Keywords: Activity Recognition, Segment-based Approach, Hierachical Kmeans, Deep Network,
Sparse Auto-encoder.
INTRODUCTION
Human activity recognition is a significant area of computer vision research today. It has wide range of
impact applications in domains such as human-machine interaction, surveillance system, data-driven automation,
smart home and robotics. The goal of human activity recognition is to automatically analyze ongoing activity
from an unknown video (i.e. a sequence of image frames). Generally speaking, activity recognition framework
contains three main steps namely feature extraction, activity representation (dimension reduction …) and pattern
classification.
Though much progress has been made [12, 18], recognizing activity with a high accuracy remains difficult
due to the complexity and variability of activity. For examples, variants of human pose configurations,
spontaneity of human activities, speed, influence of background, appearance of unexpected objects, illumination
changes, partial occlusions, or different viewpoints, etc. [12, 18]. These effects can cause dramatic changes in
the description of a certain activity, generating great intra-class variability. So, deriving an effective activity
representation from sequence of images is a vital step for successful activity recognition. There are two common
approaches to extract action features: local feature-based methods and global feature-based methods [18, 20].

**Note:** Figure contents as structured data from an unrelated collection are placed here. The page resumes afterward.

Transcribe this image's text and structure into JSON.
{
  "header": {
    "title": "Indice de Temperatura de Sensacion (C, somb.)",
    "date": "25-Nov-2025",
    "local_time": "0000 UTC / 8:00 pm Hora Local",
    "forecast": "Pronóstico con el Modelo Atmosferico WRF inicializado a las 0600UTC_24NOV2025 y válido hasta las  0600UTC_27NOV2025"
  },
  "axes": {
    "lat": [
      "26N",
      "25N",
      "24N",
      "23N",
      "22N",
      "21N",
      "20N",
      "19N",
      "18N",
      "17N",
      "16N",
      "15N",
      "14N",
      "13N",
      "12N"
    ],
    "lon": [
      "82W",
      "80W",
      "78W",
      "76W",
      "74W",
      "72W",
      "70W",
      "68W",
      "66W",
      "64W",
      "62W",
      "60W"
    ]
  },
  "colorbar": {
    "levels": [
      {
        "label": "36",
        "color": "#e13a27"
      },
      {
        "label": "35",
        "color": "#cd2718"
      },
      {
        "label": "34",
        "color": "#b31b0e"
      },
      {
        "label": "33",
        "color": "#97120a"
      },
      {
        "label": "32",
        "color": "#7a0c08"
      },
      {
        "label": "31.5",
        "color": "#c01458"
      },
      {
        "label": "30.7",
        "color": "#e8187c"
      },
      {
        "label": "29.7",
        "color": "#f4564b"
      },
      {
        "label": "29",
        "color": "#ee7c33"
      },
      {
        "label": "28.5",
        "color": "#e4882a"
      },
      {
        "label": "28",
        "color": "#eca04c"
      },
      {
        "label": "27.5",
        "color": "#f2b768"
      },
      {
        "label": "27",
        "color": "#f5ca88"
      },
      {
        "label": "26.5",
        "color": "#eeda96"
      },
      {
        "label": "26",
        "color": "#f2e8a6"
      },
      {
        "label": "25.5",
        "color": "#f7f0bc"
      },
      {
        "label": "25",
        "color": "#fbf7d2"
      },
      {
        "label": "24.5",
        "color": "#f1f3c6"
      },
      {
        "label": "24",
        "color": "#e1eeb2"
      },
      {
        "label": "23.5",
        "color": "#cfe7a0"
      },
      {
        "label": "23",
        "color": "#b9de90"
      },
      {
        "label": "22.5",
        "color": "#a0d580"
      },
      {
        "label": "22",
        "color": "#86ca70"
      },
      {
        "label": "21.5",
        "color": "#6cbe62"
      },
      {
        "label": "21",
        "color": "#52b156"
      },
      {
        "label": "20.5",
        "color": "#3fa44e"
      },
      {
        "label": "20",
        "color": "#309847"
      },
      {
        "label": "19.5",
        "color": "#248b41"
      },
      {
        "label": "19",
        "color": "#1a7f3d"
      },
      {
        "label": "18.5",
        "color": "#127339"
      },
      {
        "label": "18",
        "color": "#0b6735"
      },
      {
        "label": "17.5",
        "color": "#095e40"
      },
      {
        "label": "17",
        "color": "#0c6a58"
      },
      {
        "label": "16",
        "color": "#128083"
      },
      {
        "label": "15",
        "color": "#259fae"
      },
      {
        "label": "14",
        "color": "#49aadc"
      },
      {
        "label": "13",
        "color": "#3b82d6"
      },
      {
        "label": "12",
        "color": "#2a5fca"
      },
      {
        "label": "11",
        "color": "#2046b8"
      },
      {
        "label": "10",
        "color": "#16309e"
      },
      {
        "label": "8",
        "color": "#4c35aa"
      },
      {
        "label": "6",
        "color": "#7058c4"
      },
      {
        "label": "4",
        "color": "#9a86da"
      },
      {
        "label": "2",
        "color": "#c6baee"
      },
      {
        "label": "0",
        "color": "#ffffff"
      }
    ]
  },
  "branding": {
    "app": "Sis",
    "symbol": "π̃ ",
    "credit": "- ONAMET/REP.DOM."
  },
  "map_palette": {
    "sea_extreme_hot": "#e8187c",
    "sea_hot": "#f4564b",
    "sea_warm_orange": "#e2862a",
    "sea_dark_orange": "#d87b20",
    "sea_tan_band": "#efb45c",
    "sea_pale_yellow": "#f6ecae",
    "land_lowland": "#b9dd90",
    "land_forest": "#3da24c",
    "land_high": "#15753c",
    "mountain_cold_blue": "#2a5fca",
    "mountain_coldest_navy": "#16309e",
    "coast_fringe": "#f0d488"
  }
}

In this research, we empirically study activity representation using segment-based approach and holistic
features. In specific, the main contributions of this research are: i) firstly, we focus on developing effective
features for activity throughout shape and motion cues. The heart of our work is motivated by the success of
temporal templates [3], which is used for recognizing activity; ii) second, we propose activity representation
method based on segments and HKM to yield the histogram of word occurrences for each activity in video; iii)
we propose hybrid deep network for activity classification. In this model, we apply Sparse Auto-encoder to pretraining for Deep Neural Network so that we improve the performance of system. Through extensive
experiments, we demonstrate that our approach is able to effectively reflect the vision cues in video, and thus
outperforms previous best published results on KTH, Weizmann and YouTube dataset.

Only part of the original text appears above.